280. Kapitel - Das nun fünf Jahre alte Kind spielt am Bächlein. Die zwölf Grübchen und die zwölf Lehmsperlinge. Die Erklärung des Bildes. Des Erzjuden Ärgernis, und des Kindleins Wunder

280,1. Als das Kind vollends fünf Jahre alt war und einige Wochen darüber, da ging Es einmal an einem Sabbate zu einem Bächlein, das da unfern vom Meierhofe Josephs floss.
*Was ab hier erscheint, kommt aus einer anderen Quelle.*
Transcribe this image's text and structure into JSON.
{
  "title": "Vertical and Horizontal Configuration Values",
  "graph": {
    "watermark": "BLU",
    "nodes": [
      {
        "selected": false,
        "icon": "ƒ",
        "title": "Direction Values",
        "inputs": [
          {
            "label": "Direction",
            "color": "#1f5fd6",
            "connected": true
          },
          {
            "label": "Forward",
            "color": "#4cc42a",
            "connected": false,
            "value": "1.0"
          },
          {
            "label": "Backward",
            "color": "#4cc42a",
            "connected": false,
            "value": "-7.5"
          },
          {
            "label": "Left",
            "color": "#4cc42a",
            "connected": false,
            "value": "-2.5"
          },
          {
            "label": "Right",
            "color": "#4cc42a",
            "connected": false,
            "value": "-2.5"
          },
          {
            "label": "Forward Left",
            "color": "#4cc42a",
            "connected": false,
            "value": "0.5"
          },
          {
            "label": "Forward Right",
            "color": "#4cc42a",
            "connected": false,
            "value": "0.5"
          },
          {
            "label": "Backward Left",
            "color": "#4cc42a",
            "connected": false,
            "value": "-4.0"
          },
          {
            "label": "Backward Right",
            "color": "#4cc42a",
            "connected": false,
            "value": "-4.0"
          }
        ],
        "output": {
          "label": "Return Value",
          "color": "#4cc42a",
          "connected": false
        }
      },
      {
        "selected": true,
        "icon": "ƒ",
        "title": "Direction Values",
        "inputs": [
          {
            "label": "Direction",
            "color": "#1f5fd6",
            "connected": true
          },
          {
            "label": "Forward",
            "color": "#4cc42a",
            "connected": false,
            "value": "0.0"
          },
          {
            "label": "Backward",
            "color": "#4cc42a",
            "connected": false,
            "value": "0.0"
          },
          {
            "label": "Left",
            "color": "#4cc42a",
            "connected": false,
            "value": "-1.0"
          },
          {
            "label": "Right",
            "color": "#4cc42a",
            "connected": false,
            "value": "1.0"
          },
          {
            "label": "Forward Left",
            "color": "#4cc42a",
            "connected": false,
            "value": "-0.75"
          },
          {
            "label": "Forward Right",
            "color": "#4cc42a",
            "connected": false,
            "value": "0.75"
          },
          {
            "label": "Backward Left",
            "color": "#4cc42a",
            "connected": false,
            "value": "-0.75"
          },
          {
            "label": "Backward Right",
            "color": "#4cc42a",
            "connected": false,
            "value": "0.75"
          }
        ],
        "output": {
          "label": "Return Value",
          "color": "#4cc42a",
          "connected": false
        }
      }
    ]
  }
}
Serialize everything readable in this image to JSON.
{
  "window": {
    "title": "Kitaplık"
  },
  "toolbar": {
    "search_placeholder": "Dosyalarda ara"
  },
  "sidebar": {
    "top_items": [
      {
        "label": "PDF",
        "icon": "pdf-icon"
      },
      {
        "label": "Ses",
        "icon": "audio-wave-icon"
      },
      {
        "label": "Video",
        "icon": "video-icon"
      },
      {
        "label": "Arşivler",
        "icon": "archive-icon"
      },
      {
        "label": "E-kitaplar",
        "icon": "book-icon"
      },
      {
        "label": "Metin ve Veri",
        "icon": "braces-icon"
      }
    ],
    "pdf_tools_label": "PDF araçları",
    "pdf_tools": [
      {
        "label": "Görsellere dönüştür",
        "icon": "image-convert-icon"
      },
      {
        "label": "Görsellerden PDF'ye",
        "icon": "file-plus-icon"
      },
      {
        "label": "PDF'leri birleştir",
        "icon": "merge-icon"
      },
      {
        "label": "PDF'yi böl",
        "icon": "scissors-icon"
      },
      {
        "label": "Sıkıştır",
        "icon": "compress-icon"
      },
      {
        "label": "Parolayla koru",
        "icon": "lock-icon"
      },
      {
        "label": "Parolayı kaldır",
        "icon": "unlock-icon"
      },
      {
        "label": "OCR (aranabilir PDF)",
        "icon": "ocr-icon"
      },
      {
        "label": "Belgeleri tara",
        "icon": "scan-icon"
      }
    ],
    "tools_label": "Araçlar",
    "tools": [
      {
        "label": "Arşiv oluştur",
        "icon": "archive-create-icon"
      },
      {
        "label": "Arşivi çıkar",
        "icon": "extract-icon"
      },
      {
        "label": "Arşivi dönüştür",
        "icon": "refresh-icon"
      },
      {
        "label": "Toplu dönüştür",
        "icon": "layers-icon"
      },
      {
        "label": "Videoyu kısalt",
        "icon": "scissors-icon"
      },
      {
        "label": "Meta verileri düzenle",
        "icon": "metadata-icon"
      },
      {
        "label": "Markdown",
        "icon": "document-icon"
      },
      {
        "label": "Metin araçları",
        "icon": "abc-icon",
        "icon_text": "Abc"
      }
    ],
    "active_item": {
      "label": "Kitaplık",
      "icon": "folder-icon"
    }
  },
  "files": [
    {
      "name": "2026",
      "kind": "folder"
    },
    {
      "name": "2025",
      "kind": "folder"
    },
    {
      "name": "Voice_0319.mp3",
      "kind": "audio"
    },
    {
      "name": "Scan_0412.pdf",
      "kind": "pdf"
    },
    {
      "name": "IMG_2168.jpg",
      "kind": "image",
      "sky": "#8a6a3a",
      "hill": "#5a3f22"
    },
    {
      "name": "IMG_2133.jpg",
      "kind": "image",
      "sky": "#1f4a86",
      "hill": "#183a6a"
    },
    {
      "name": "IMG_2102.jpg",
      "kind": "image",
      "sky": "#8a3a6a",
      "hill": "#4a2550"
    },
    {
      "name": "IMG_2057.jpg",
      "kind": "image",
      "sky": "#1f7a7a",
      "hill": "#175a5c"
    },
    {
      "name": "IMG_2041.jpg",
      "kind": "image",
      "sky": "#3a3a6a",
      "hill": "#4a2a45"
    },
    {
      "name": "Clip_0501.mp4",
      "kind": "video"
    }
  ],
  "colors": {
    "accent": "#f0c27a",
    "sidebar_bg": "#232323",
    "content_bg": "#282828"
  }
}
280,2. Es war gar ein heiterer Tag, und mehrere Kinder geleiteten den kleinen munteren Jesus dahin;

280,3. denn es hatten alle die Nachbarskinder Jesum gar lieb, weil Er stets munter war und wusste eine Menge unschuldiger Kinderspiele anzuordnen.

280,4. Aus diesem Grunde folgten die Nachbarskinder Ihm auch diesmal gar freudig.

280,5. Als die kleine Gesellschaft am Bache ankam, da fragte das Kindlein Seine Mitgespielen, ob es wohl erlaubt sein wird, an einem Sabbate zu spielen.

280,6. Die Kinder aber sprachen: „Kinder unter sechs Jahren sind nicht unter dem Gesetze, und wir alle sind noch einzeln kaum sechs Jahre alt;

280,7. daher können wir wohl spielen auch am Sabbate; denn unsere Eltern haben uns solches noch nie untersagt!“

280,8. Und das Jesuskind sprach darauf: „Gut gesprochen! Also lasset uns ein Spiel machen!

280,9. Auf dass wir aber dennoch niemandem ein Ärgernis geben, so werde Ich ganz allein euch etwas sehr Merkwürdiges zeigen.

280,10. Ihr aber müsst euch dabei alle ganz ruhig verhalten!“

280,11. Darauf setzten sich die andern Kinder auf den grasreichen Boden nieder und verhielten sich ganz ruhig und mäuschenstill.

280,12. Das Kindlein aber nahm ein Taschenmesserchen und schnitt am glattgetretenen Wege neben dem Bächlein zwölf kleine runde Grübchen aus und füllte sie dann mit Wasser aus dem Bächlein.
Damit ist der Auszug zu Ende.